PUTRAJAYA: The Economy Ministry is monitoring geopolitical developments following the United States’ arrest of Venezuela’s former president, Nicolas Maduro, which led to a recent decline in crude oil prices, says Akmal Nasrullah Mohd Nasir (pic).
The Economy Minister said Putrajaya would still wait to see the impact of the controversial arrest of Maduro, who was recently brought to the US to face a slew of charges relating to narco-terrorism, conspiracy, and drug trafficking.
But Akmal stressed that Putrajaya must focus on its economic plans, such as the Johor-Singapore Special Economic Zone (JS-SEZ) and the 13th Malaysian Plan (13MP), which would run from 2016 to 2030.
“Coming to 2026, geopolitics will be a challenging situation that we need to put in our consideration.
“But, at the same time, we need to focus on strengthening our economic deliverables, such as the 13MP and other plans, such as the JZ SEZ, which are in place,” said Akmal.
“I think everyone is still waiting to see the impact from that event. For the Economy Ministry, our focus is to ensure that Malaysia’s plan for the next five years will take place, and we must focus on the execution,” he added.
Historically, Malaysia has been significantly dependent on oil and gas revenue, and at one point, PETRONAS revenue accounted for over 40% of Putrajaya’s total revenue.
In Nov last year, the Economy Ministry said the government had reduced dependence on petroleum-related revenue to about 16.9%, down from 28% in 2022.
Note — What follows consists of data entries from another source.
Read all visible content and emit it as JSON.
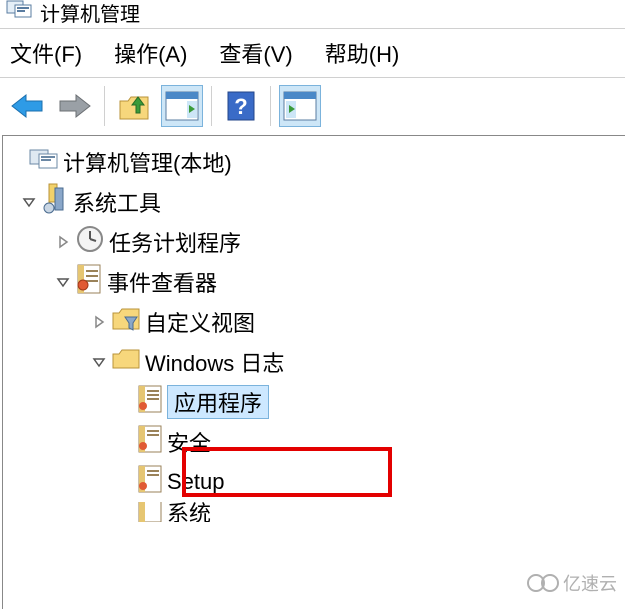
{
  "window": {
    "title": "计算机管理"
  },
  "menubar": {
    "file": "文件(F)",
    "action": "操作(A)",
    "view": "查看(V)",
    "help": "帮助(H)"
  },
  "toolbar_icons": {
    "back": "back-arrow",
    "forward": "forward-arrow",
    "up": "up-folder",
    "properties": "properties-pane",
    "help": "help",
    "run": "run-pane"
  },
  "tree": {
    "root": "计算机管理(本地)",
    "system_tools": "系统工具",
    "task_scheduler": "任务计划程序",
    "event_viewer": "事件查看器",
    "custom_views": "自定义视图",
    "windows_logs": "Windows 日志",
    "application": "应用程序",
    "security": "安全",
    "setup": "Setup",
    "system_partial": "系统"
  },
  "watermark": "亿速云"
}
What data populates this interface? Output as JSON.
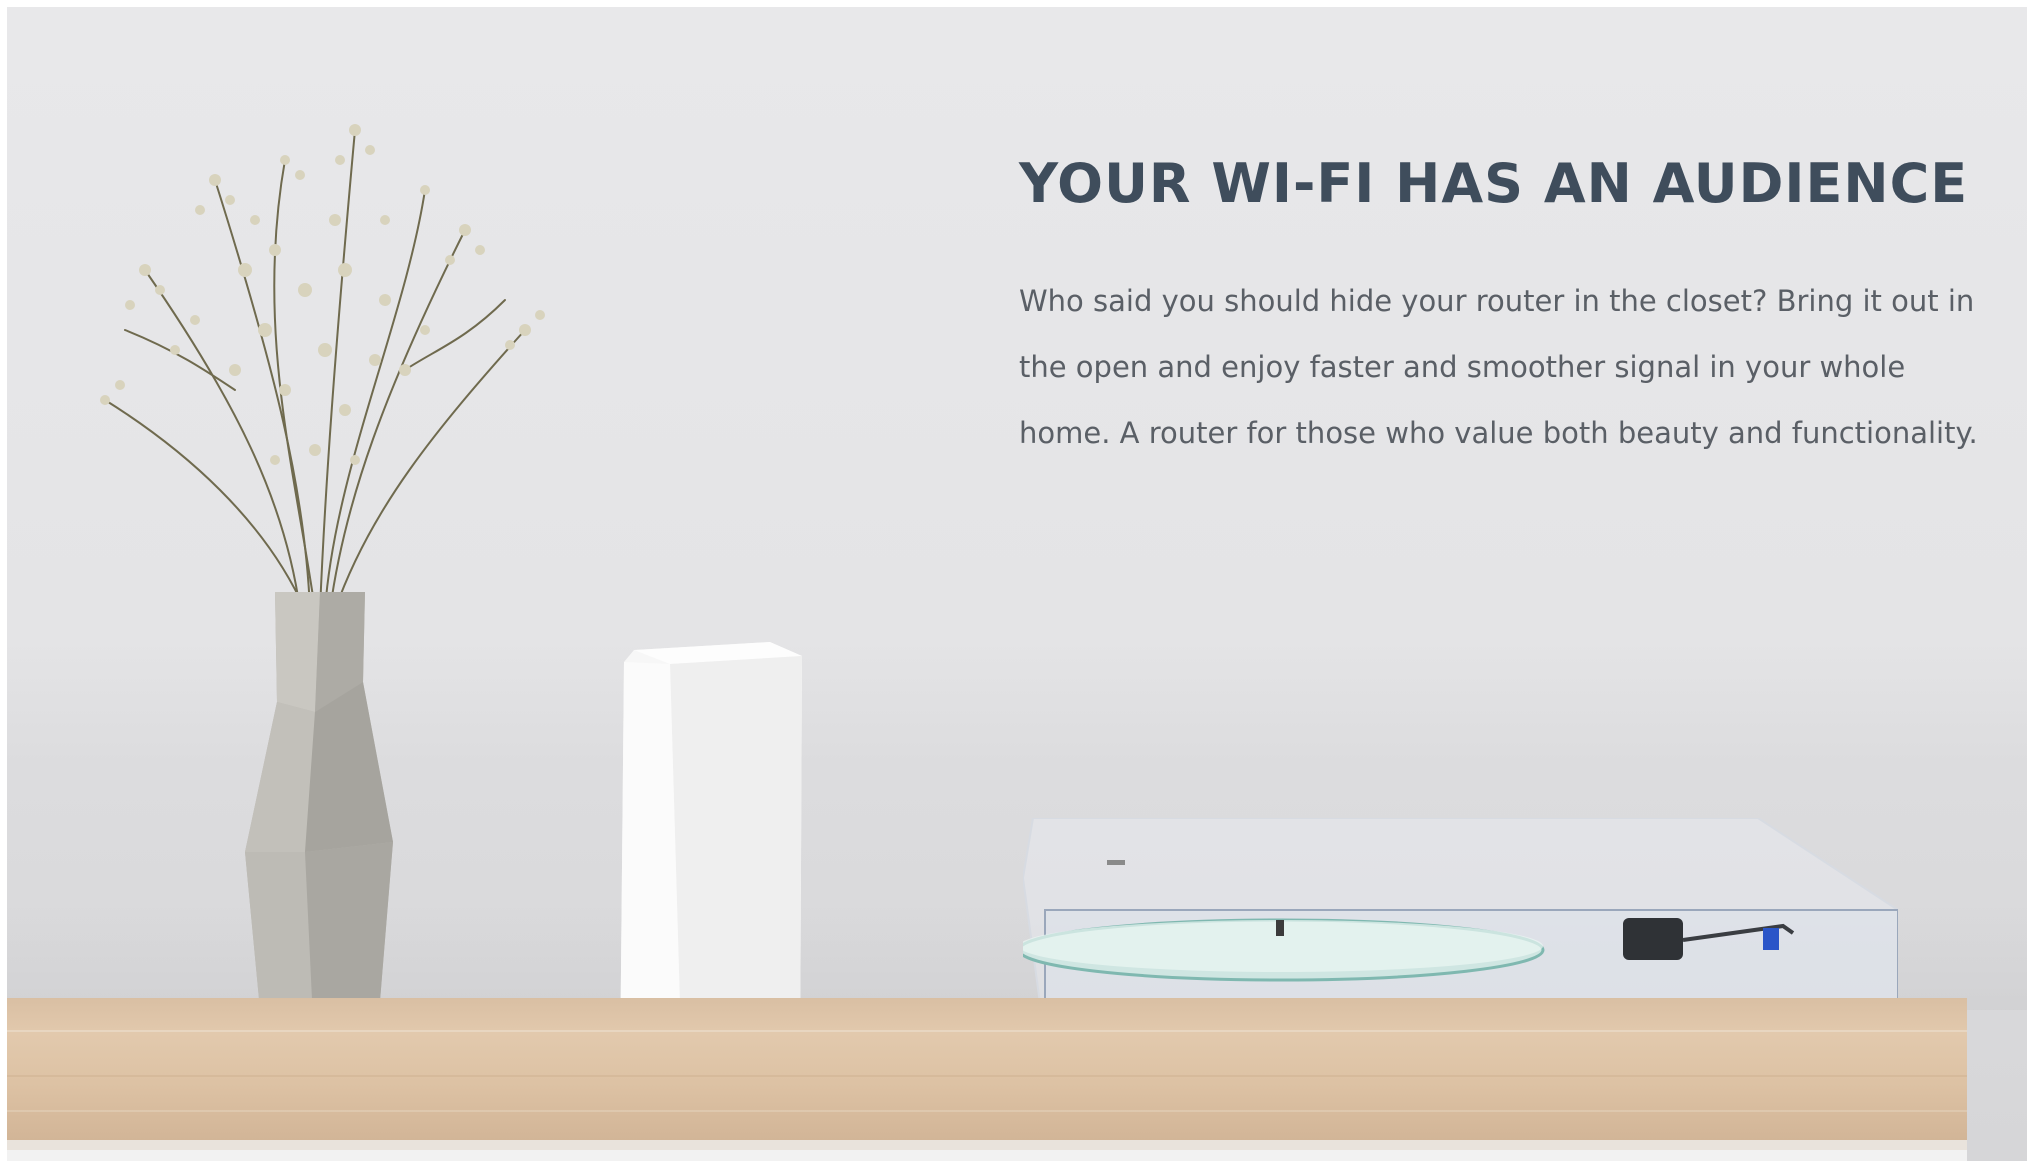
{
  "hero": {
    "headline": "YOUR WI-FI HAS AN AUDIENCE",
    "body": "Who said you should hide your router in the closet? Bring it out in the open and enjoy faster and smoother signal in your whole home. A router for those who value both beauty and functionality.",
    "colors": {
      "headline": "#3f4d5c",
      "body": "#5a5f66",
      "wall": "#e6e6e8",
      "shelf": "#dcc1a4"
    }
  }
}
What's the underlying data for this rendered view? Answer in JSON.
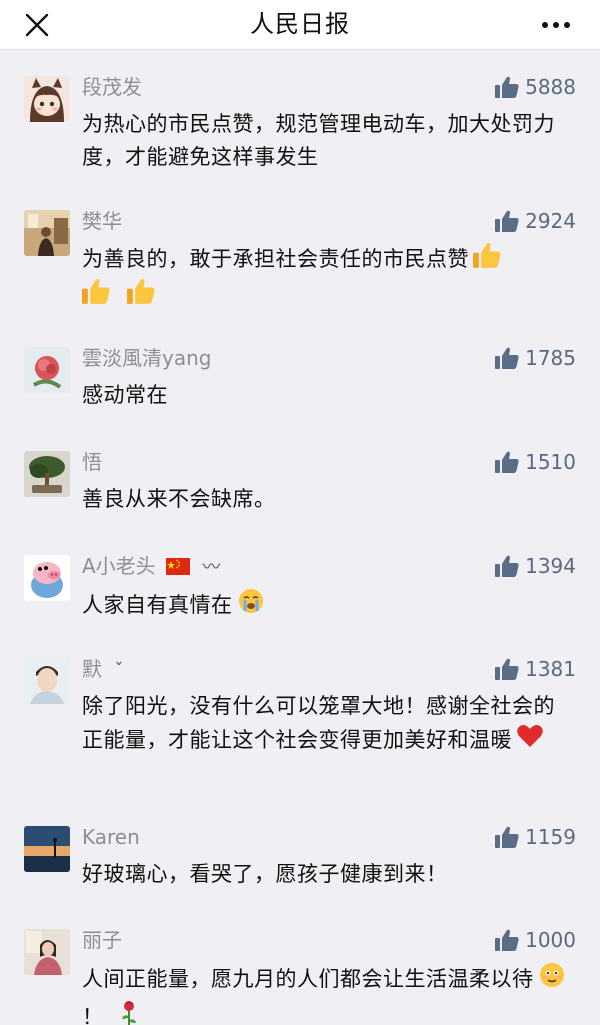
{
  "header": {
    "title": "人民日报"
  },
  "comments": [
    {
      "name": "段茂发",
      "likes": "5888",
      "text": "为热心的市民点赞，规范管理电动车，加大处罚力度，才能避免这样事发生"
    },
    {
      "name": "樊华",
      "likes": "2924",
      "text": "为善良的，敢于承担社会责任的市民点赞"
    },
    {
      "name": "雲淡風清yang",
      "likes": "1785",
      "text": "感动常在"
    },
    {
      "name": "悟",
      "likes": "1510",
      "text": "善良从来不会缺席。"
    },
    {
      "name": "A小老头",
      "name_extra": "〰",
      "likes": "1394",
      "text": "人家自有真情在"
    },
    {
      "name": "默",
      "name_extra": "ˇ",
      "likes": "1381",
      "text": "除了阳光，没有什么可以笼罩大地！感谢全社会的正能量，才能让这个社会变得更加美好和温暖"
    },
    {
      "name": "Karen",
      "likes": "1159",
      "text": "好玻璃心，看哭了，愿孩子健康到来！"
    },
    {
      "name": "丽子",
      "likes": "1000",
      "text": "人间正能量，愿九月的人们都会让生活温柔以待",
      "text_tail": "！"
    }
  ],
  "colors": {
    "header_bg": "#ffffff",
    "page_bg": "#efeff4",
    "name": "#8e8e93",
    "like_count": "#5a6a80",
    "like_icon": "#5b6c87"
  },
  "icons": {
    "close": "close-icon",
    "more": "more-icon",
    "like": "thumbs-up-icon"
  }
}
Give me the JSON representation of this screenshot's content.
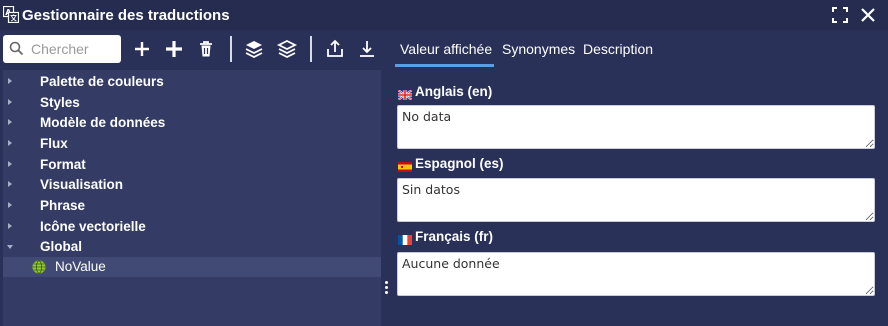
{
  "window": {
    "title": "Gestionnaire des traductions",
    "icon": "translate-icon",
    "controls": [
      "fullscreen-icon",
      "close-icon"
    ]
  },
  "toolbar": {
    "search_placeholder": "Chercher",
    "buttons": [
      "add-icon",
      "add-bold-icon",
      "trash-icon",
      "layers-icon",
      "layers-alt-icon",
      "export-icon",
      "download-icon"
    ]
  },
  "tree": {
    "items": [
      {
        "label": "Palette de couleurs",
        "expanded": false
      },
      {
        "label": "Styles",
        "expanded": false
      },
      {
        "label": "Modèle de données",
        "expanded": false
      },
      {
        "label": "Flux",
        "expanded": false
      },
      {
        "label": "Format",
        "expanded": false
      },
      {
        "label": "Visualisation",
        "expanded": false
      },
      {
        "label": "Phrase",
        "expanded": false
      },
      {
        "label": "Icône vectorielle",
        "expanded": false
      },
      {
        "label": "Global",
        "expanded": true
      }
    ],
    "selected_leaf": {
      "label": "NoValue",
      "icon": "globe-icon"
    }
  },
  "tabs": [
    {
      "label": "Valeur affichée",
      "active": true
    },
    {
      "label": "Synonymes",
      "active": false
    },
    {
      "label": "Description",
      "active": false
    }
  ],
  "languages": [
    {
      "label": "Anglais (en)",
      "flag": "uk-flag-icon",
      "value": "No data"
    },
    {
      "label": "Espagnol (es)",
      "flag": "spain-flag-icon",
      "value": "Sin datos"
    },
    {
      "label": "Français (fr)",
      "flag": "france-flag-icon",
      "value": "Aucune donnée"
    }
  ],
  "colors": {
    "background": "#2a3158",
    "titlebar": "#262c50",
    "tree_panel": "#343c65",
    "selected_row": "#404a75",
    "tab_accent": "#5b9ee8"
  }
}
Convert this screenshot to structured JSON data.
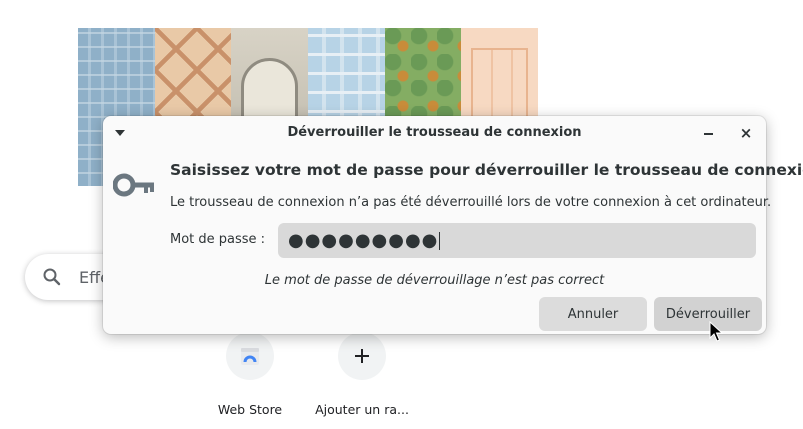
{
  "background": {
    "search": {
      "text": "Effe",
      "icon": "search-icon"
    },
    "shortcuts": [
      {
        "label": "Web Store",
        "icon": "web-store-icon"
      },
      {
        "label": "Ajouter un ra...",
        "icon": "plus-icon"
      }
    ]
  },
  "dialog": {
    "title": "Déverrouiller le trousseau de connexion",
    "heading": "Saisissez votre mot de passe pour déverrouiller le trousseau de connexion",
    "description": "Le trousseau de connexion n’a pas été déverrouillé lors de votre connexion à cet ordinateur.",
    "password_label": "Mot de passe :",
    "password_value": "●●●●●●●●●",
    "error": "Le mot de passe de déverrouillage n’est pas correct",
    "cancel_label": "Annuler",
    "unlock_label": "Déverrouiller",
    "minimize_glyph": "–",
    "close_glyph": "×"
  },
  "colors": {
    "dialog_bg": "#fafafa",
    "button_bg": "#dcdcdc",
    "text": "#2e3436",
    "field_bg": "#d9d9d9"
  }
}
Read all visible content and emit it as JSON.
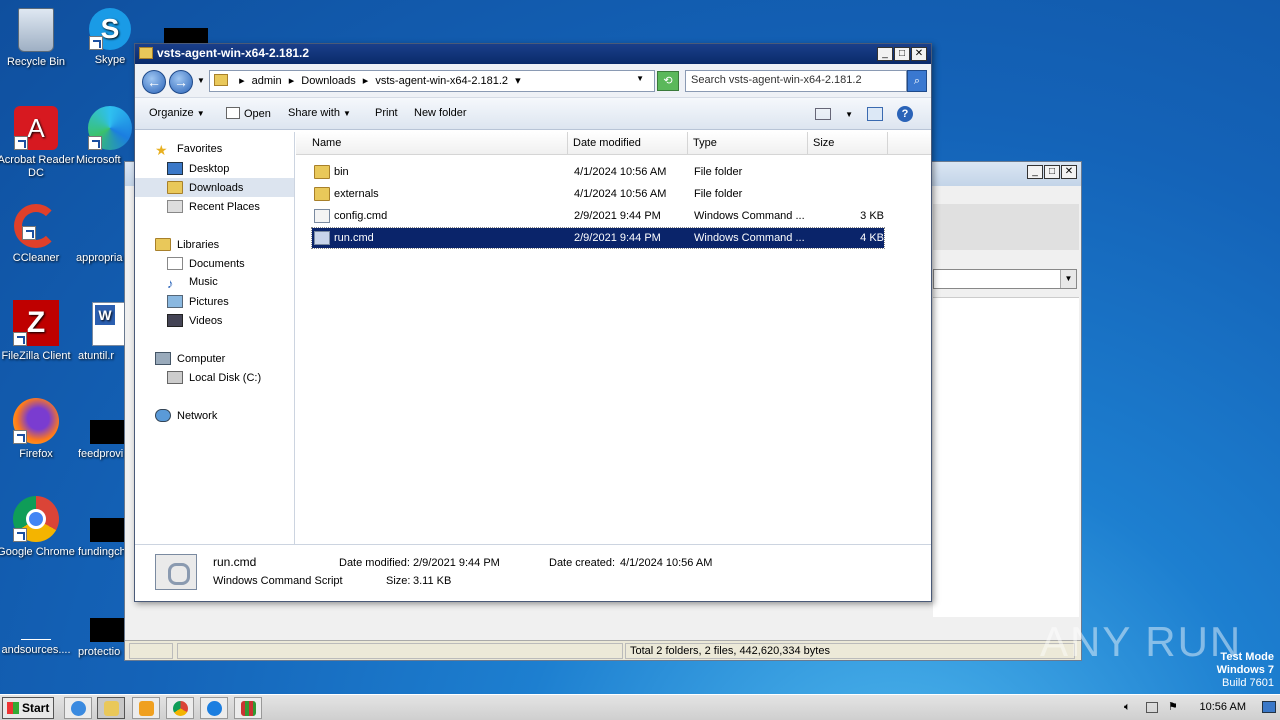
{
  "desktop": {
    "icons": [
      {
        "label": "Recycle Bin"
      },
      {
        "label": "Skype"
      },
      {
        "label": "Acrobat Reader DC"
      },
      {
        "label": "Microsoft"
      },
      {
        "label": "CCleaner"
      },
      {
        "label": "appropria"
      },
      {
        "label": "FileZilla Client"
      },
      {
        "label": "atuntil.r"
      },
      {
        "label": "Firefox"
      },
      {
        "label": "feedprovi"
      },
      {
        "label": "Google Chrome"
      },
      {
        "label": "fundingch"
      },
      {
        "label": "andsources...."
      },
      {
        "label": "protectio"
      }
    ]
  },
  "window": {
    "title": "vsts-agent-win-x64-2.181.2"
  },
  "address": {
    "crumbs": [
      "admin",
      "Downloads",
      "vsts-agent-win-x64-2.181.2"
    ],
    "search_placeholder": "Search vsts-agent-win-x64-2.181.2"
  },
  "toolbar": {
    "organize": "Organize",
    "open": "Open",
    "share": "Share with",
    "print": "Print",
    "new_folder": "New folder"
  },
  "nav": {
    "favorites": "Favorites",
    "desktop": "Desktop",
    "downloads": "Downloads",
    "recent": "Recent Places",
    "libraries": "Libraries",
    "documents": "Documents",
    "music": "Music",
    "pictures": "Pictures",
    "videos": "Videos",
    "computer": "Computer",
    "local_disk": "Local Disk (C:)",
    "network": "Network"
  },
  "columns": {
    "name": "Name",
    "date": "Date modified",
    "type": "Type",
    "size": "Size"
  },
  "files": [
    {
      "name": "bin",
      "date": "4/1/2024 10:56 AM",
      "type": "File folder",
      "size": ""
    },
    {
      "name": "externals",
      "date": "4/1/2024 10:56 AM",
      "type": "File folder",
      "size": ""
    },
    {
      "name": "config.cmd",
      "date": "2/9/2021 9:44 PM",
      "type": "Windows Command ...",
      "size": "3 KB"
    },
    {
      "name": "run.cmd",
      "date": "2/9/2021 9:44 PM",
      "type": "Windows Command ...",
      "size": "4 KB"
    }
  ],
  "details": {
    "name": "run.cmd",
    "kind": "Windows Command Script",
    "modified_label": "Date modified:",
    "modified": "2/9/2021 9:44 PM",
    "created_label": "Date created:",
    "created": "4/1/2024 10:56 AM",
    "size_label": "Size:",
    "size": "3.11 KB"
  },
  "bg_status": "Total 2 folders, 2 files, 442,620,334 bytes",
  "taskbar": {
    "start": "Start",
    "clock": "10:56 AM"
  },
  "watermark": {
    "line1": "Test Mode",
    "line2": "Windows 7",
    "line3": "Build 7601",
    "anyrun": "ANY RUN"
  }
}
On Saturday (Jan 3), US President Donald Trump announced that his country’s forces had captured Maduro and his wife Cilia Flores in a dramatic overnight military attack that followed months of rising tensions.
On Jan 6, Maduro was brought to a US Court, where he and his wife pleaded not guilty to drug and weapon charges.
Since Maduro’s capture on Saturday, the United States has made several announcements about Venezuela’s oil, which is the world’s largest known crude oil reserves.
On Tuesday (Jan 6), Trump announced that Venezuela would be “turning over” between 30 million and 50 million barrels of “sanctioned oil” to the US.
The following day, Trump announced a deal to import up to US$2bil worth of Venezuelan crude oil.
After Trump’s announcement, crude oil prices fell on Wednesday (Jan 7). Brent crude futures closed down 74 cents at US$59.96 per barrel, while US West Texas Intermediate Crude fell $1.14 to US$55.99 per barrel.